Who are you, and where do you practice?
My name is Lisa Hardee, RN, MSN-Ed, MHS, CGRN. I am a Hepatology RN Nursing Care Coordinator at the University of North Carolina [UNC] Liver Center, at the UNC School of Medicine in Chapel Hill, North Carolina.
What made you decide to become a nurse?
Family expectation — My father was the administrator of Grafton City Hospital in Grafton, West Virginia in the 1960s and 70s. It wasn’t "what do you want to be when you grow up?", but "where are you going to go to nursing school?" I have a sister who’s an RN, another who’s an LPN and another who’s a social worker.
What do you find most rewarding about being a nurse?
Actually being able to see a positive result of my actions.

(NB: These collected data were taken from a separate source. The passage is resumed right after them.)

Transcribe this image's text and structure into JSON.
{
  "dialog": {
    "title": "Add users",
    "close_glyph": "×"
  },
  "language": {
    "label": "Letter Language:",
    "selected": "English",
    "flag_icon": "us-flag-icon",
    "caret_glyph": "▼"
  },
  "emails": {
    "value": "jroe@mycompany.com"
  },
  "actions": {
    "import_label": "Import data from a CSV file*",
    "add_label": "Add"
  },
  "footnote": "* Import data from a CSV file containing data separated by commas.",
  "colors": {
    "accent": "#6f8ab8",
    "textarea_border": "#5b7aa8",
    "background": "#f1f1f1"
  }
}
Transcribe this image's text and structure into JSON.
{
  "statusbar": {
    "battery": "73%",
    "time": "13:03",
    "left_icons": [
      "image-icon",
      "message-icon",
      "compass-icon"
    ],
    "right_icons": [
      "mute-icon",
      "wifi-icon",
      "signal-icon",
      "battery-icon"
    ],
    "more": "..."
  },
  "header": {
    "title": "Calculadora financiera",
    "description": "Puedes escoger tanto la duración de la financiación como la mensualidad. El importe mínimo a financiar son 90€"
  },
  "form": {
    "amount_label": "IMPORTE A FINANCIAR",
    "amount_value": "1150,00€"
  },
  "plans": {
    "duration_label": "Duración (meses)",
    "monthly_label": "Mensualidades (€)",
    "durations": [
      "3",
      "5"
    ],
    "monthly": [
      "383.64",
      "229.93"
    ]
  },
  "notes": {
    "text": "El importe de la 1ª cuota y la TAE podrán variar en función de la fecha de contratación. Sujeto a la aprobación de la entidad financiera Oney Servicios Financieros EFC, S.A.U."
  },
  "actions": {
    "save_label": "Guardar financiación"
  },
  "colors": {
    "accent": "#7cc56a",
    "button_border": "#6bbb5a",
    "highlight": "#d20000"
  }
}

What is the one thing you wish more people knew / understood about being a nurse?
It isn’t just physical labor. It takes knowledge, training and critical thinking to get through a day.
How has the role of the nurse changed (if it has) in your career?
When I first got out of nursing school, I can remember the head nurse, Hilda Rousch (God bless her) damn near had a stroke because I did not get out of a chair in the nurses’ station and offer it to a physician. That was in 1974.
I remember pushing a cart full of charts, making rounds with the physicians. Now I show the doctors how to get to the charts in the computers. I never did offer a chair to a physician!
What or who inspired you to focus your practice on patients with liver disease?
Mort Malkin, MD was a gastroenterologist in an office-based GI procedures unit at Chapel Hill Internal Medicine (part of UNC). He supported me in making the move to hepatology.
What are some of the challenges facing nurses today? How do you think these issues can be addressed?
Genetics. I have no concept of how the genetics of diseases dictate treatment. And I am close enough to the end of my career to not want to find out.
When you’re not caring for patients, what do you like to do?
I like the escapism of space operas. I also enjoy making rosaries and chaplets.